Le cas Beatriz à la CIDH : un espoir ?

En 2013, Beatriz, déjà maman d’un petit garçon, avait 22 ans quand elle est tombée enceinte pour la deuxième fois. Elle a été diagnostiquée d’une maladie auto-immune, précisément un “lupus érythémateux disséminé aggravé par une insuffisance rénale et une polyarthrite rhumatoïde”. Tous les médecins étaient d’accord pour dire que sa grossesse la mettait en danger. Par ailleurs, le fœtus était anencéphale, c’est-à-dire qu’il n’avait pas développé de cerveau et avait une chance de survie de quelques jours maximum après sa naissance. En raison de la loi en vigueur au Salvador, les médecins lui ont refusé l’avortement. Toutes les actions en justice ont échoué. Avec l’aide d’associations militantes, le cas a été porté en urgence devant la Cour interaméricaine des droits de l’homme. Après 80 jours de souffrance, la jeune femme a pu bénéficier d’une césarienne grâce à une mesure provisoire de la Cour. Cette dernière a conclu que le Salvador portait atteinte aux droits à la vie, à l’intégrité personnelle, à la vie privée et à la santé, tant physique que mentale, de Beatriz. Tous ces droits sont contenus dans la Convention interaméricaine des droits de l’Homme. Comme prévu, le fœtus n’a pas survécu. Beatriz est décédée cinq ans après, en 2017, après un accident de la route qui a entraîné des complications dues à son état de santé fragilisé depuis sa grossesse.

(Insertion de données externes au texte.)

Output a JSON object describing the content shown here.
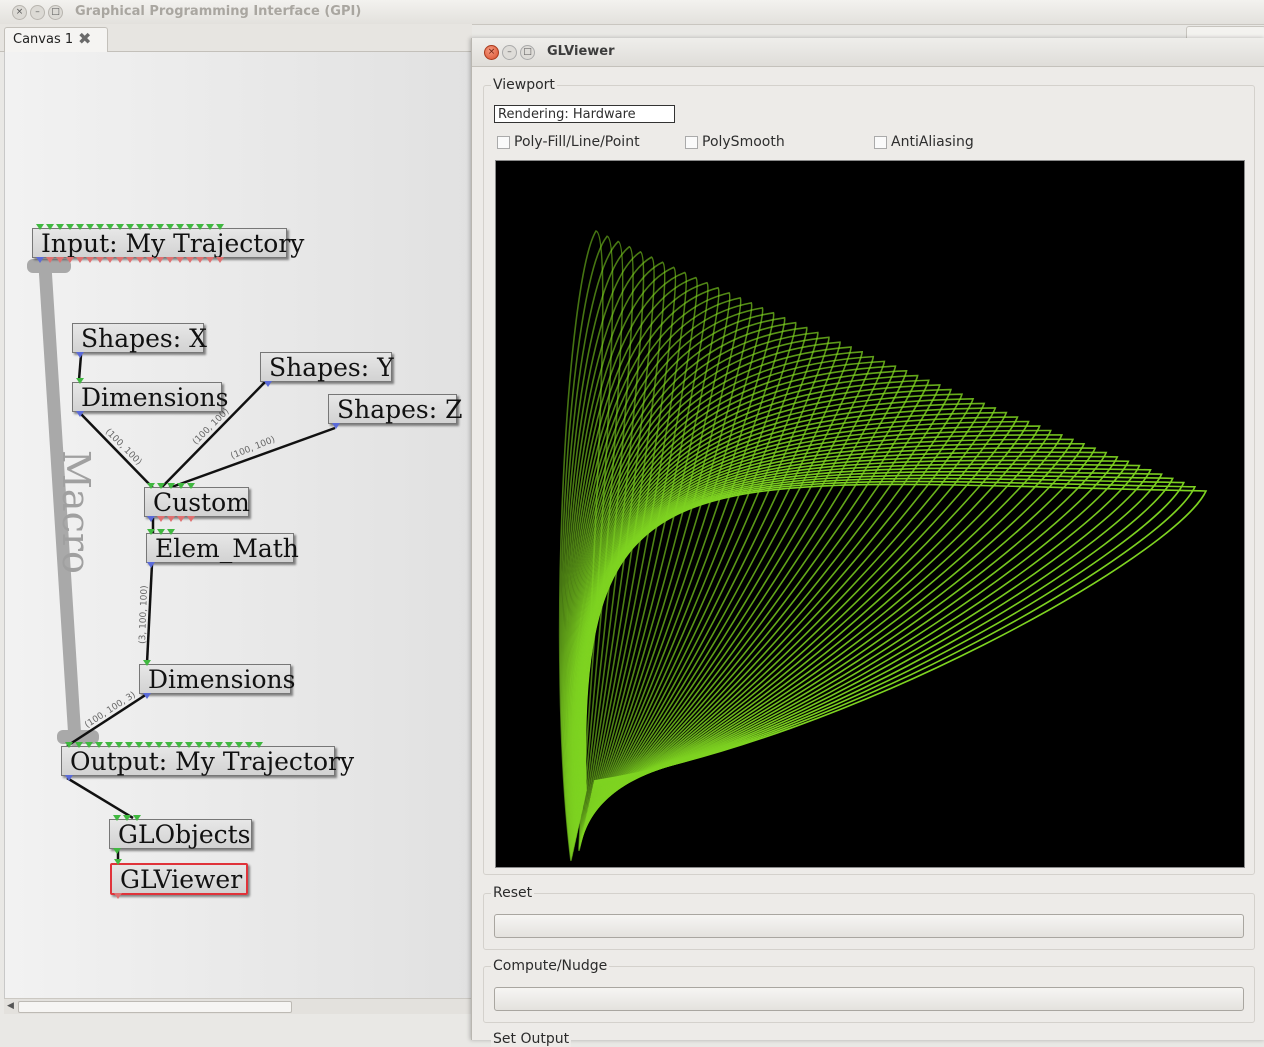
{
  "window": {
    "title": "Graphical Programming Interface (GPI)"
  },
  "tabs": [
    {
      "label": "Canvas 1"
    }
  ],
  "canvas": {
    "macro_label": "Macro",
    "nodes": {
      "input_traj": "Input: My Trajectory",
      "shapes_x": "Shapes: X",
      "dimensions_1": "Dimensions",
      "shapes_y": "Shapes: Y",
      "shapes_z": "Shapes: Z",
      "custom": "Custom",
      "elem_math": "Elem_Math",
      "dimensions_2": "Dimensions",
      "output_traj": "Output: My Trajectory",
      "globjects": "GLObjects",
      "glviewer": "GLViewer"
    },
    "edges": {
      "dim1_custom": "(100, 100)",
      "shapesy_custom": "(100, 100)",
      "shapesz_custom": "(100, 100)",
      "elem_dim2": "(3, 100, 100)",
      "dim2_output": "(100, 100, 3)"
    }
  },
  "glviewer": {
    "title": "GLViewer",
    "viewport_label": "Viewport",
    "rendering": "Rendering: Hardware",
    "checkboxes": [
      {
        "label": "Poly-Fill/Line/Point",
        "checked": false
      },
      {
        "label": "PolySmooth",
        "checked": false
      },
      {
        "label": "AntiAliasing",
        "checked": false
      }
    ],
    "reset_label": "Reset",
    "compute_label": "Compute/Nudge",
    "set_output_label": "Set Output"
  },
  "colors": {
    "render_line": "#7ed321",
    "render_bg": "#000000",
    "port_in": "#40b840",
    "port_out": "#5a6ad8",
    "selected_node_border": "#e0333a"
  }
}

Ce mercredi 23 mars, le cas est de nouveau porté devant la CIDH. En effet, la Commission interaméricaine des droits de l’homme, l’organe qui décide si porter un cas ou non devant la Cour, qui sera, elle, en mesure de condamner un État, considère l’État du Salvador responsable de la violation des droits de Beatriz. C’est la première fois que la CIDH sera amenée à se prononcer aussi radicalement sur le sujet de la prohibition totale de l’avortement. En effet, les collectifs féministes espèrent que la décision de la Cour pourra avoir un impact sur les législations en place dans la région. Celle-ci avait déjà, par le biais de recommandations, demandé au Salvador de mettre en place des mesures permettant l’interruption de grossesse en cas de malformation du fœtus et en cas de « risque pour la vie et de risque grave pour la santé et l’intégrité » de la femme enceinte. Cette affaire « Beatriz contre le Salvador » est comparée dans la presse internationale à un “Roe vs Wade”, l’arrêt de la Cour suprême des États-Unis qui garantissait l’avortement dans la Constitution, annulé en juin 2022.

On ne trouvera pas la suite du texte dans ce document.